Once it comes to the process of BAL itself then I realise I’m often a little shy and cautious in my installations of saline. When I went and read up on this it turns out typically recommended volumes for installation of saline are more like 100mls rather than the paltry 20-40mls I was using when I first started. A lot of what I (and I suspect many of you) have been doing is perhaps better classified as bronchial washings rather than true bronch alveolar lavage. Also important, once you stick the saline in, to give it a decent amount of time (30-60 secs) before aspirating.

In terms of where we are aiming for, typically aim for the segment that looks worst on imaging. If it’s all awful or nil focal then the RML and the lingula are often recommended.

In some of the reading there was discussion on “wedging” the bronch which is not the infantile practice of pulling someone’s underwear up really high when they’re not suspecting it. Bronchoscopic wedging involves getting the tip of the bronch into a segment far enough where there is partial airway collapse (though not complete) on suction. If it doesn’t collapse at all you’re too proximal, If it collapses completely then you’ll likely not get a good aspirate.
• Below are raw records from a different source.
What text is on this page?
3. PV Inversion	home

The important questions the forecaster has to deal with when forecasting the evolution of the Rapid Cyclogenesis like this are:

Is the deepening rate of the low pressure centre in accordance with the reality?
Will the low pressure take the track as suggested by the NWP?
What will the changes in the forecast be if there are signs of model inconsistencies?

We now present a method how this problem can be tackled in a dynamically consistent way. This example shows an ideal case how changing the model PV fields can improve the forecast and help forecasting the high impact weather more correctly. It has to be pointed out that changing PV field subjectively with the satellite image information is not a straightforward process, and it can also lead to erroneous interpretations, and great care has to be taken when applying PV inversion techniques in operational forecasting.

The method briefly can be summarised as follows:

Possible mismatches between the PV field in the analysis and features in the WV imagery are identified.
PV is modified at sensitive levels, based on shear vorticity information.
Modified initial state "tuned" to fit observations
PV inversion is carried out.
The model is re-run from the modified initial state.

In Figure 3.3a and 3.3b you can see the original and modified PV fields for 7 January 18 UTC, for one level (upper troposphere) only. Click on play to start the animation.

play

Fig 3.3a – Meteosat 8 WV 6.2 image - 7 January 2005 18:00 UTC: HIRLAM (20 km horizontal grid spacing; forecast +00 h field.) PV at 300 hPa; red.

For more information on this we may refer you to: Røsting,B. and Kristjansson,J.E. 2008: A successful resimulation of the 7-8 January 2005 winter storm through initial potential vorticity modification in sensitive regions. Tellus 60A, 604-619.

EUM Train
Once you’ve got your samples then the qunadry you face next is what to test it for. This will likely depend on the situation, but you have a variety of options available to you

  • routine culture
  • cytology, things like eosonophils for daptomycin induced pneumonitis, inclusion bodies for things like CMV/HSV
  • galactomannan on a BAL sample apparently more useful for aspergillus than serum
  • PJP PCR (very sensitive, not specific) and silver staining is a useful test
  • CMV reactivation is another common concern in the critically ill

Bronchs are not without their potential complications and can be summarised as follows

  • bleeding
  • barotrauma – this may be related to the sudden and extreme pressure changes from being on +ve pressure one moment and attached to wall suction the next. The vent settings itself will also change things as if you really ask the vent to deliver 400mls while the airways are largely occluded with a plastic bronch then expect airway pressures to be very high

References

  • the UTD article was useful on this but you will need access
  • LITFL covers it well as expected
  • there is a nice simulator but it needs flash and it seems flash has not graduated into the pandemic era so it’s hard to run
  • finally there’s a nice and brief anatomy review that is worth reviewing on a regular basis so you actually have some idea where the hell you are in the lungs at any given time.